At the center of this political storm is Baxley, who describes a nation in which government now plays a role in prematurely ending human life.

Today, after attending the annual Legislative Prayer Breakfast with Gov. Jeb Bush and other legislators, Baxley will urge fellow House members to vote to keep Schiavo alive.

"Our culture is on a death march," Baxley said. "Now, we're even to where we're going to sit here and debate whether somebody should be starved to death."

His critics say Baxley is making a mockery of Republicans principles of less government, family values and individual responsibility.

"What we're doing is not prolonging life. We're prolonging death," said Rep. Eleanor Sobel, D-Hollywood. "This bill is about Terri Schiavo, and let's face it, folks, we are rushing this through."

Baxley, 52, is a fifth-generation Floridian and son of a Southern Baptist minister. He vividly recalls touring orange groves with his grandfather at age 4 and being handed a pocketknife with strict directions on how to trim the shoots.
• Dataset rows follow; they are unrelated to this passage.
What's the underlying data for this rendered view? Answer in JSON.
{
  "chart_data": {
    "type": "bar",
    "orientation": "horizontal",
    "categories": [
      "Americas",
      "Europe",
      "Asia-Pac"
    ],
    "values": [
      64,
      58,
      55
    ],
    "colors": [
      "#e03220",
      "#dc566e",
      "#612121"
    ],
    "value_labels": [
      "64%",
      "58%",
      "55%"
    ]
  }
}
He's also the only funeral director in the Florida Legislature.

Bald and bespectacled, Baxley has the steady demeanor and expressionless face of an undertaker - until the topic turns to life and death.

After having three children, Baxley and his wife adopted a son, Jeffrey, who was left blind and brain damaged as an infant after being severely shaken. Now 18, Jeffrey rides a bus weekly to and from the Florida School for the Deaf and Blind in St. Augustine.
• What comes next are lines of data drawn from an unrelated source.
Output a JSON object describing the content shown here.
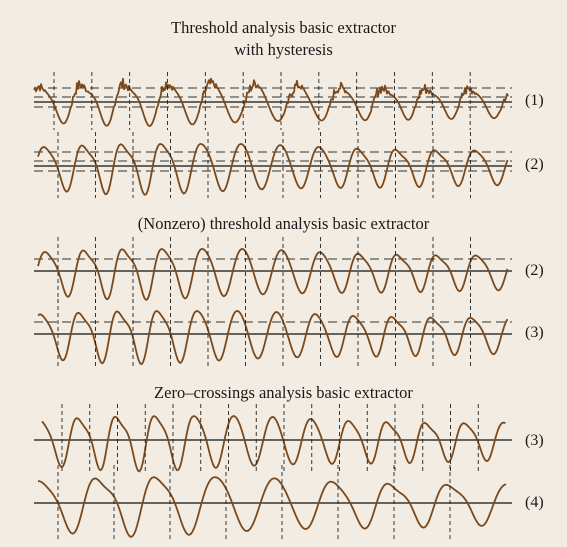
{
  "sections": [
    {
      "title_lines": [
        "Threshold analysis basic extractor",
        "with hysteresis"
      ],
      "traces": [
        {
          "label": "(1)",
          "signal": "noisy",
          "hysteresis": true,
          "markers": 12
        },
        {
          "label": "(2)",
          "signal": "smooth",
          "hysteresis": true,
          "markers": 12
        }
      ]
    },
    {
      "title_lines": [
        "(Nonzero) threshold analysis basic extractor"
      ],
      "traces": [
        {
          "label": "(2)",
          "signal": "smooth",
          "hysteresis": false,
          "upper_threshold": true,
          "markers": 12
        },
        {
          "label": "(3)",
          "signal": "smooth",
          "hysteresis": false,
          "upper_threshold": true,
          "markers": 12
        }
      ]
    },
    {
      "title_lines": [
        "Zero–crossings analysis basic extractor"
      ],
      "traces": [
        {
          "label": "(3)",
          "signal": "smooth",
          "hysteresis": false,
          "upper_threshold": false,
          "markers": 16
        },
        {
          "label": "(4)",
          "signal": "smooth",
          "hysteresis": false,
          "upper_threshold": false,
          "markers": 8
        }
      ]
    }
  ],
  "colors": {
    "background": "#f2ece2",
    "waveform": "#7a4a1e",
    "baseline": "#111111",
    "threshold_dashed": "#333333",
    "marker": "#222222"
  }
}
As he made an impassioned argument for his bill in a House committee Tuesday, Baxley mentioned "a little boy in my life," and his voice broke.

"I began to question myself, why was I so caught up in this?" Baxley said later in his corner office on the Capitol's second floor. "It is my awareness that my son has taught me about the vulnerability of a brain injury."

After working for three years to adopt Jeffrey, the Baxleys adopted his sister, Renee, 15. Dyslexic, she attends a Catholic high school where, he said, she plays softball and the clarinet and gets attention for her learning disability.

He reaches for the Bible on his desk and quotes from Matthew, 25:35: "For I was hungry and you gave me to eat; I was thirsty, and you gave me to drink; I was a stranger, and you took me in."

Only in America, Baxley says, could Jeffrey have found a second chance.

Rep. John Stargel, R-Lakeland, one of Baxley's closest friends in the House, said Baxley's passionate support for prolonging life is real, not political.

"Dennis is a compassionate, caring person, and that has been his lifestyle. He doesn't just give lip service to the fact that he thinks every human has value."

Baxley's approach has alarmed other legislators who see him as using the Schiavo case as a platform to promote his ideology. But on Wednesday, several other House Republicans hammered out a new version that some Democrats find more reasonable.

"The original bill was advancing an ideological position," said Rep. Dan Gelber, D-Miami Beach. "Moderation seems to be the current vogue."

Gelber said the legislation is still unconstitutional because it would apply retroactively to "every living person," including Schiavo. "You have a due process right to not have a tube put into your stomach," said Gelber, a lawyer.

Baxley said his position is not at odds with Republicans ideology.

"If a husband beats his wife, we interfere," he says. "If they mistreat their animals, or be cruel to them, we interfere. We protect the innocent, and we try to interfere just as little as possible. That's how I reconcile it."

Baxley's mother, who suffered from a variety of ailments, made a written directive in which she said she wants no extraordinary means to prolong her life. But as her kidneys failed, she decided she would accept dialysis treatments.

"Sometimes, you just want one more comfortable day," Baxley said.

Baxley does not have a written directive, commonly called a living will, on whether he would want to be kept alive with a feeding tube.

He said he does not trust how that might be used, worrying that it could be used to prematurely end a life.

"I'm not worried about that," Baxley said. "My family knows how I think. We respect life."